Скрестились как они – ни Богу не понять, ни Марксу. В дубовом антикваре лестниц Ленинки… Он пропустил ее, она – ответно на галантность предложила шариковую ручку: «ваша, извините, исписалась…». Потом мадам его сбежала, он руку-сердце тихой Нине предложил. Та, испрося согласие духовника, на Покров к нему ушла под покрывало...

Уж дети взрослые, и внуки в рост идут, и кудри мужа так не колосятся. Она, как прежде, с книжецей в углу, две пяточки под юбку шерстяную спрятав… С безмолвием икон и двух лампад дрожаньем. Свое случайно личное вмещая между суббот, которые – святое! – все на внуков, и понедельников, когда герою Гере кастрюлю супа полагается сварить.

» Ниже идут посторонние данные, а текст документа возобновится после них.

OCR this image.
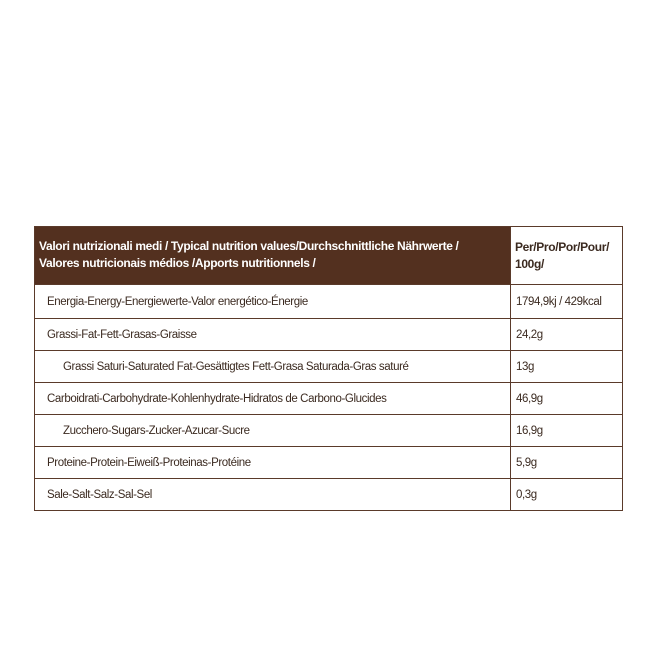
Valori nutrizionali medi / Typical nutrition values/Durchschnittliche Nährwerte /
Valores nutricionais médios /Apports nutritionnels /	Per/Pro/Por/Pour/
100g/

Energia-Energy-Energiewerte-Valor energético-Énergie	1794,9kj / 429kcal
Grassi-Fat-Fett-Grasas-Graisse	24,2g
Grassi Saturi-Saturated Fat-Gesättigtes Fett-Grasa Saturada-Gras saturé	13g
Carboidrati-Carbohydrate-Kohlenhydrate-Hidratos de Carbono-Glucides	46,9g
Zucchero-Sugars-Zucker-Azucar-Sucre	16,9g
Proteine-Protein-Eiweiß-Proteinas-Protéine	5,9g
Sale-Salt-Salz-Sal-Sel	0,3g
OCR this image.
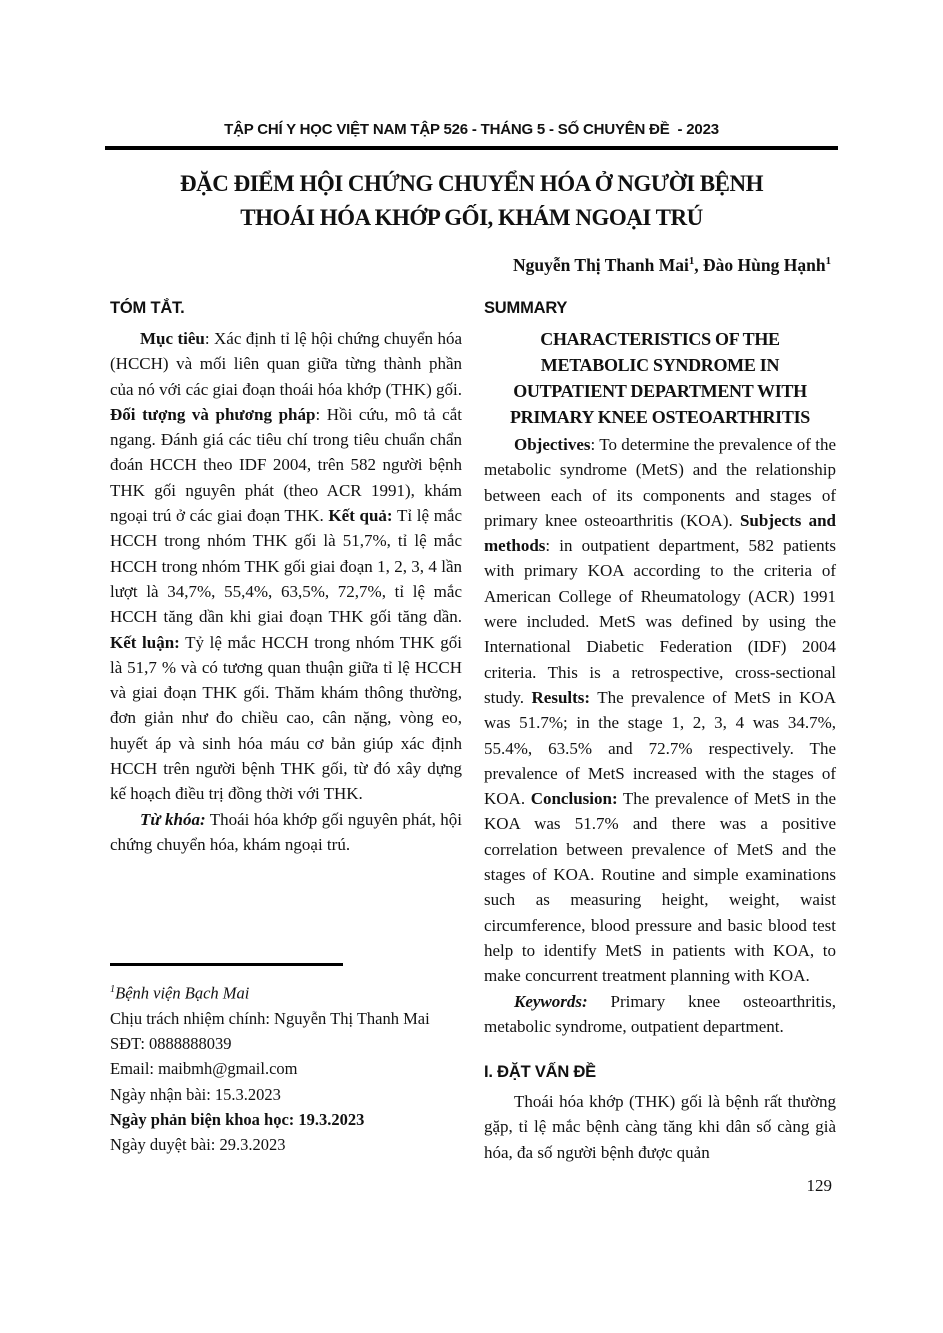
TẬP CHÍ Y HỌC VIỆT NAM TẬP 526 - THÁNG 5 - SỐ CHUYÊN ĐỀ  - 2023
ĐẶC ĐIỂM HỘI CHỨNG CHUYỂN HÓA Ở NGƯỜI BỆNH
THOÁI HÓA KHỚP GỐI, KHÁM NGOẠI TRÚ
Nguyễn Thị Thanh Mai$^1$, Đào Hùng Hạnh$^1$
TÓM TẮT.

Mục tiêu: Xác định tỉ lệ hội chứng chuyển hóa (HCCH) và mối liên quan giữa từng thành phần của nó với các giai đoạn thoái hóa khớp (THK) gối. Đối tượng và phương pháp: Hồi cứu, mô tả cắt ngang. Đánh giá các tiêu chí trong tiêu chuẩn chẩn đoán HCCH theo IDF 2004, trên 582 người bệnh THK gối nguyên phát (theo ACR 1991), khám ngoại trú ở các giai đoạn THK. Kết quả: Tỉ lệ mắc HCCH trong nhóm THK gối là 51,7%, tỉ lệ mắc HCCH trong nhóm THK gối giai đoạn 1, 2, 3, 4 lần lượt là 34,7%, 55,4%, 63,5%, 72,7%, tỉ lệ mắc HCCH tăng dần khi giai đoạn THK gối tăng dần. Kết luận: Tỷ lệ mắc HCCH trong nhóm THK gối là 51,7 % và có tương quan thuận giữa tỉ lệ HCCH và giai đoạn THK gối. Thăm khám thông thường, đơn giản như đo chiều cao, cân nặng, vòng eo, huyết áp và sinh hóa máu cơ bản giúp xác định HCCH trên người bệnh THK gối, từ đó xây dựng kế hoạch điều trị đồng thời với THK.

Từ khóa: Thoái hóa khớp gối nguyên phát, hội chứng chuyển hóa, khám ngoại trú.

SUMMARY
CHARACTERISTICS OF THE
METABOLIC SYNDROME IN
OUTPATIENT DEPARTMENT WITH
PRIMARY KNEE OSTEOARTHRITIS

Objectives: To determine the prevalence of the metabolic syndrome (MetS) and the relationship between each of its components and stages of primary knee osteoarthritis (KOA). Subjects and methods: in outpatient department, 582 patients with primary KOA according to the criteria of American College of Rheumatology (ACR) 1991 were included. MetS was defined by using the International Diabetic Federation (IDF) 2004 criteria. This is a retrospective, cross-sectional study. Results: The prevalence of MetS in KOA was 51.7%; in the stage 1, 2, 3, 4 was 34.7%, 55.4%, 63.5% and 72.7% respectively. The prevalence of MetS increased with the stages of KOA. Conclusion: The prevalence of MetS in the KOA was 51.7% and there was a positive correlation between prevalence of MetS and the stages of KOA. Routine and simple examinations such as measuring height, weight, waist circumference, blood pressure and basic blood test help to identify MetS in patients with KOA, to make concurrent treatment planning with KOA.

Keywords: Primary knee osteoarthritis, metabolic syndrome, outpatient department.

I. ĐẶT VẤN ĐỀ

Thoái hóa khớp (THK) gối là bệnh rất thường gặp, tỉ lệ mắc bệnh càng tăng khi dân số càng già hóa, đa số người bệnh được quản

$^1$Bệnh viện Bạch Mai
Chịu trách nhiệm chính: Nguyễn Thị Thanh Mai
SĐT: 0888888039
Email: maibmh@gmail.com
Ngày nhận bài: 15.3.2023
Ngày phản biện khoa học: 19.3.2023
Ngày duyệt bài: 29.3.2023
129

И Герман сам – по жизни колесом – в делах ли «кафедральных» или проездом в Дрезден из Москвы. Когда и выдастся вдруг вечер, то к книгам в уголок регалий, где рядом с бюстом Ленина угрюмый Маркс прицеплен бородой.

И так сидят бочком герой и Нина. Он – с Солженицыным, через строчку чертыхаясь. Она – с псалтыриком, молитвой усмиряя излиянья мужа. Их идолы глаза в глаза – отец пролетариата упрямым взглядом уперся в божественного сына.

А праздники когда, он непременно спросит:
- Вы знаете, какой сегодня день?
И сам же подмахнет ответ: рожденье комсомола, парижской ли коммуны день…
- Да Бог с тобой, Герунь, успенье все же, - поправит тихо Нина и аргументы строго под замок.
А внук - из старших - зашалит, ученый муж по попе хлопнет:
- Маленький чертеныш!
Она заметит между строк:
- Упрямый мальчик стал, как коммунист…

И это самые большие из ругательств. Согласие их было молчаливо и взаимно - табу на озвучанье вер… И паритет безмолвья. Иначе… Боже, - скажет Нина, - нет!
И так десятки лет на пятачке хрущевских метров Ильич взирает на Христа. Христос – на Ильича. Без всякий содраганий стульев.

- Как уживаются они, - спросила я за шинкованием «крестинного» салата.
- Наверно, взаимное терпенье и называется любовь, - мне дочка их сказала и вынула из бруса нож…
- Ну где же он?!
- Кто?
- Да муж. Ребенок плачет, мама папе все звонит, и абонент не отвечает, а Миша ходит где-то, черт его возьми.
- Терпенье, милая. Взаимное. Пожалуйста, - и Миша, с ангелочком на руке одной, другою нож забытый убирает… Вошел на кухню тихо так, что старосветский пол не скрипнул даже... И ангел на ладоне теплой засопел.